第二点のこの紛争原因が旅費規程にあったということでありますが、これも十分組合との間に在来話し合いをしておるのでありまして、
公社の規程といたしましては、ともかく外国の領海に入るにいたしましても、外国旅費規程の適用は受けない形になっておるのであります。しかしながら今御
指摘のように、李ライン内にある、当初支部の方におきましては、あるいは領海十二海里説を主張したり、いろいろなことがあったのでございますけれ
ども、私
どもやはり
国際法上三海里説をとり、障害地点は明らかに韓国の領海内にないということを判断して交渉に応じたわけでありますが、李ライン内に入ることにつきましては、組合側も護衛艦をつけるとか、あるいは韓国側との十分なる了解というか、あるいはそういう業務を執行する上において、支障のないような措置をとれ、これはこの事件が最初の事件じゃないのでありまして、該ケーブルはときどき障害を受けております。在来もあるいは駆逐艦の護衛等をいたしまして、乗組員に一切の不安がないようにいたしましてやって参ったのであります。このときも、もちろん
公社側としましては、そういう点につきましては、万全の措置をとっている。組合もこの点を十分了承しておったはずであると信ずるのであります。ただ一点、旅費の問題と申しますか、
公社の規程によりますと、大体倍額に
相当する、すなわち一万四千円
程度のものを支給するというようなことで提案いたしたのでありますが、組合は当初七万円余を要求され、その後二万五千円
程度には
いろいろ話し合いになっておったのでございます。外国出張であるというようなことを主張されまして、どうしても応じない。事件は二月二十日ごろ海底線が切れたのでありますが、三月四日に至ってもなお出航するような
状態にならない。いたずらに遷延を許さなかったのでありますので、
公社側としましては、あるいはこの条件について不満があるならば、他の機関にかけてでもまた解決する
方法がある、しかもこの額というものは、わが国の船員と申しますか、こういう地域に出航するうちでは、けだし私
ども一番いい条件ではないかと思うのでありますが、ともかくそれはそれとしまして、後に解決しても、業務を執行してもらいたいということを再三申し入れたのですが、がんとしてこれに応じない。

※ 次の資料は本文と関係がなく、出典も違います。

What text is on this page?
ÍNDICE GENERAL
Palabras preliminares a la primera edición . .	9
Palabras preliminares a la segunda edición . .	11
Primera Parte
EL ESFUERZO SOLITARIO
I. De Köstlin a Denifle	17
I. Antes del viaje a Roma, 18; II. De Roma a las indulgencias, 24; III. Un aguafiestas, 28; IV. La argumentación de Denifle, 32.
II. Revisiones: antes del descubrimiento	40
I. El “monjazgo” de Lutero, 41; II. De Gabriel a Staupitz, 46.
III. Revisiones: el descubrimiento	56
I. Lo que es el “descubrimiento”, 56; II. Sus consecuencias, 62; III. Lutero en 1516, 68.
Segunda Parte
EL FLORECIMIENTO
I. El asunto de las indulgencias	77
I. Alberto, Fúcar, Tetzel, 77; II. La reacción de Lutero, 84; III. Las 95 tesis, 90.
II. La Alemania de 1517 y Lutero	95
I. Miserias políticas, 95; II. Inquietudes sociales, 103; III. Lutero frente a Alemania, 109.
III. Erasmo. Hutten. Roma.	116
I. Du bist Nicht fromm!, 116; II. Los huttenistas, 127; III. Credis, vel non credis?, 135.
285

あくまで出航を拒否するという態勢で、最終的に、
公社としましては出航を命令したのでありますが、先ほど申しましたような
事態になった。旅費規程につきましては、もちろん現在ないことはないのです。それのやはり特別措置としまして、
公社側は普通の倍額を出すということで提案し、現在におきましては、それによって処理されておりますが、
公社側としまして、大体現在の規程におきましては、
日本の領海から三マイル以内と、以外というふうに大まかに分けておりますので、これをさらにもう少し遠距離になった場合に増額するというような規程を設けようといたしまして、提案いたしておりますが、まだ組合側とその話に入らない。不備というより、現在私
どもといたしましては、実行上過去の例等を考え、他の方面のことを参酌いたしまして、先ほど申しましたように、一番いい条件を適用していると私
ども信じております。組合側としましても、別の見解があるならば、これについても他の機関の調停等もわずらわすということでも差しつかえない、しかし業務はこの際遂行してもらいたいというような経緯になっておった。要するに法を軽視するというような指示と申しますか、指令と申しますか、
公共企業体における労働組合としましては、そういうことは許されないことでありまして、しかも中央本部の指令ということでもなく、支部自体で出しておるというような点につきましては、私
どもやはり労働組合のあり方につきましても、大きな疑問を持った次第であります。
以上御質問にお答えいたしますが、何と申しましても、この事件につきましては、私
どもいまだかってなかった非常に遺憾なことである、こういうふうに考えております。